The old detective sergeant sighed and wished he could smoke a fag. Oh, how he wished he could light up now and take a long, stiff lug of smoke, hold it in his mouth, and roll his tongue around in the gray cotton.
“You were fucked,” the DCI pointed out, not for the first time when trying to manipulate Jack. “Just off of a six-month suspension. Kicked out of Scotland Yard, half the stations in Britain refusing to take you. And what did I do?” He held this question for a second or two, and Jack almost answered it. “I stuck my neck out is what I did. I knew you lived locally, and I stuck my neck out and offered you a position here in Upper Hackney.”
“And I keep asking where I should send the card and flowers.”
“Bollocks to your jokes, Jack. Not today. Not when I’ve had Detective Superintendent Don Parkinson on the phone chewing my ass, claiming that my detective sergeant isn’t capable, that he’s a drunk. No.

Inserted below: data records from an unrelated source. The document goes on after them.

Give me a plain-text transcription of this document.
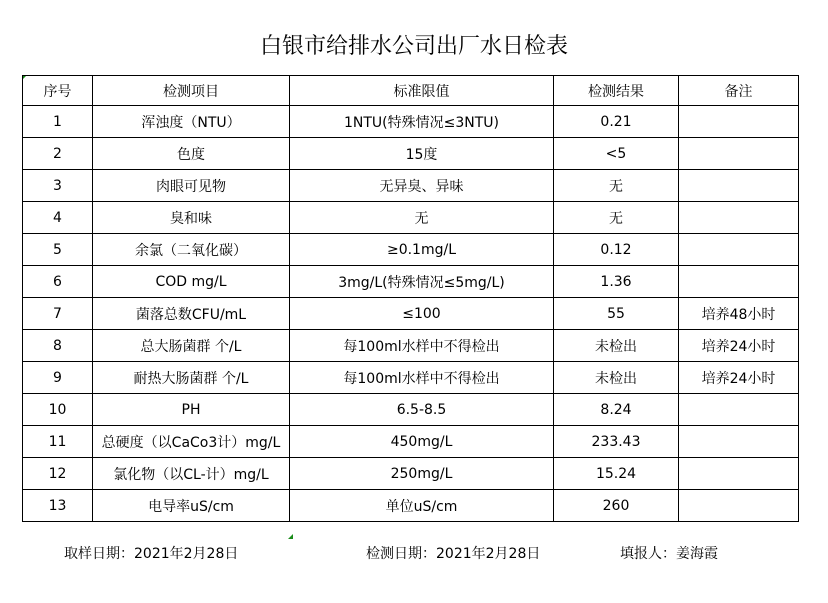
白银市给排水公司出厂水日检表
序号	检测项目	标准限值	检测结果	备注
1	浑浊度（NTU）	1NTU(特殊情况≤3NTU)	0.21	
2	色度	15度	<5	
3	肉眼可见物	无异臭、异味	无	
4	臭和味	无	无	
5	余氯（二氧化碳）	≥0.1mg/L	0.12	
6	COD mg/L	3mg/L(特殊情况≤5mg/L)	1.36	
7	菌落总数CFU/mL	≤100	55	培养48小时
8	总大肠菌群 个/L	每100ml水样中不得检出	未检出	培养24小时
9	耐热大肠菌群 个/L	每100ml水样中不得检出	未检出	培养24小时
10	PH	6.5-8.5	8.24	
11	总硬度（以CaCo3计）mg/L	450mg/L	233.43	
12	氯化物（以CL-计）mg/L	250mg/L	15.24	
13	电导率uS/cm	单位uS/cm	260	
取样日期：2021年2月28日	检测日期：2021年2月28日	填报人：姜海霞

Not after the shit I had thrown at me because of you.”
The mere mention of Jack’s loathed former Scotland Yard colleague, Don Parkinson, riled him, and he felt that he’d had enough now.
“What do you want, Peter?” he let out in exasperation. “A thank-you?”
The red mist of Caldwell’s face turned a deep purple, especially at the sound of his first name being spoken by an inferior officer, and the sight of him made Jack think of a constipated beetroot.
“No, I don't want a bloody thank-you,” raged from Caldwell’s mouth, “you cheeky bas—” He collected himself, straightened the creases of his angered face, and continued in a calmer voice. “I just want you to do your job.”
Jack got up from his chair and walked to the door.
“Where are you going?” Caldwell asked, getting out of his own chair, his sausage fingers clutching tightly to the edge of his desk.
“To do my job,” Jack said as he opened the door and stepped out.
“You just remember who’s boss around here,” Caldwell shouted after him.